Nuevos pobres y novedosos mendigos, como recordaba Guillermo Busutil en un artículo reciente en este mismo periódico: padres de familia que hurgan en la basura. Hay colas, y preeminencias en ellas, ante los contenedores de desperdicios –comidas caducadas, codiciado botín– de los grandes supermercados y restaurantes. Mujeres solas, ancianos abandonados o parados irreciclables y sin los 400 euros de marras se apuntan cada día más a los vales para la tienda de Cáritas o al caldito caliente de esas, siempre pocas, oenegés que los buscan en las calles de nuestras ciudades.
La pobreza que genera riqueza, la paradoja del capitalismo. Pearl S. Buck, la olvidada y gran escritora norteamericana –pero más china que norteamericana– concibió en una de sus novelas menores la historia paradójica, y cada vez más verosímil, de un personaje al que se le ocurrió montar una red de alimentación para hambrientos con las sobras de restaurantes y grandes tiendas. La paradoja es que con el dinero que, sin querer queriendo, le iba tocando de la pirámide de aquel trajín de alimentos despreciados, acabó rico. Y perplejo.
Nueva y vieja pobreza, y ninguna de las dos tiene ninguna poesía. La pluma, entintada sin embargo de poesía y un humor elegíaco, de Tomás Alcoverro en su ´Diario de Beirut´(que acoge en sus páginas ´La Vanguardia´) sí es capaz de hacerlo; evocaba ayer en su blog las escenas dantescas de los ´zebalin´, cristianos coptos de El Cairo, que durante años recorrían las calles de esa ciudad –en carros, carromatos, camiones– recogiendo basura con la que alimentaban cerdos al pie del Mukatam. Así se ganaban la vida y allí mismo vivían, junto a las zahúrdas, entre las montañas de bolsas de basura clasificada y no lejos de la Ciudad de los Muertos, el conjunto de cementerios de El Cairo tan densamente habitado como los demás barrios de esa ciudad.

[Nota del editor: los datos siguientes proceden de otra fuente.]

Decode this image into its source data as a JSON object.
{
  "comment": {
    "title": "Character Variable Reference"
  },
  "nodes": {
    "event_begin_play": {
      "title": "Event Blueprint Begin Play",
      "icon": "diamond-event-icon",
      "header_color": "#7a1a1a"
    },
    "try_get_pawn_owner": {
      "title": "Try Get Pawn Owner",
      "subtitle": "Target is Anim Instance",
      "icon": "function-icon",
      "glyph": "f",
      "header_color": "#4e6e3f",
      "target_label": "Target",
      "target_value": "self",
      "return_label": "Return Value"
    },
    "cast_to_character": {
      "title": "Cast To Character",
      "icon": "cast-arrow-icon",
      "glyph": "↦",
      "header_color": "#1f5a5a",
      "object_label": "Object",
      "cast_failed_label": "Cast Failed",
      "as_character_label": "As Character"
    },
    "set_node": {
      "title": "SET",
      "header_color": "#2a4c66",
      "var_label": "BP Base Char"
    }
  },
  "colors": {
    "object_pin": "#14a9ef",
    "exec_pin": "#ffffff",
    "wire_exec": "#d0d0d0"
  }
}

Seguir de pobres, como tituló Aldecoa su dura y tierna historia de cinco segadores enhermanados. Seguiremos de pobres porque se ha roto la hucha y ya no queda nada que repartir. Porque los cacos y trileros que hicieron el desfalco universal o huyeron y nadie los buscó o siguen entre nosotros sacando pecho. Como nuestra CEOE, que pide la cabeza de Zapatero con la misma naturalidad que el despido libre. El pim-pam-pum al presidente se ha convertido en deporte nacional y el diario ABC rasca lectores sacando a toda portada la fotografía de sus hijas con Obama.
Otros grandes medios vacían de historias, palabras y pensamiento sus secciones para llenarlas con las chicas de cera de la Cibeles y siguen llenando sus páginas de Economía con el carrusel de Sísifo de las bolsas o con las fatigosas especulaciones sobre si la recesión y la depresión se aceleran, frenan o paran, como en un universo cartesiano sin rozamiento y sin gente. Por eso seguiremos de pobres, viejos y nuevos, jugando a los chinos (¡dos con la tuya!) la dignidad herida y a las quinielas la parcela hipotecada de nuestro futuro.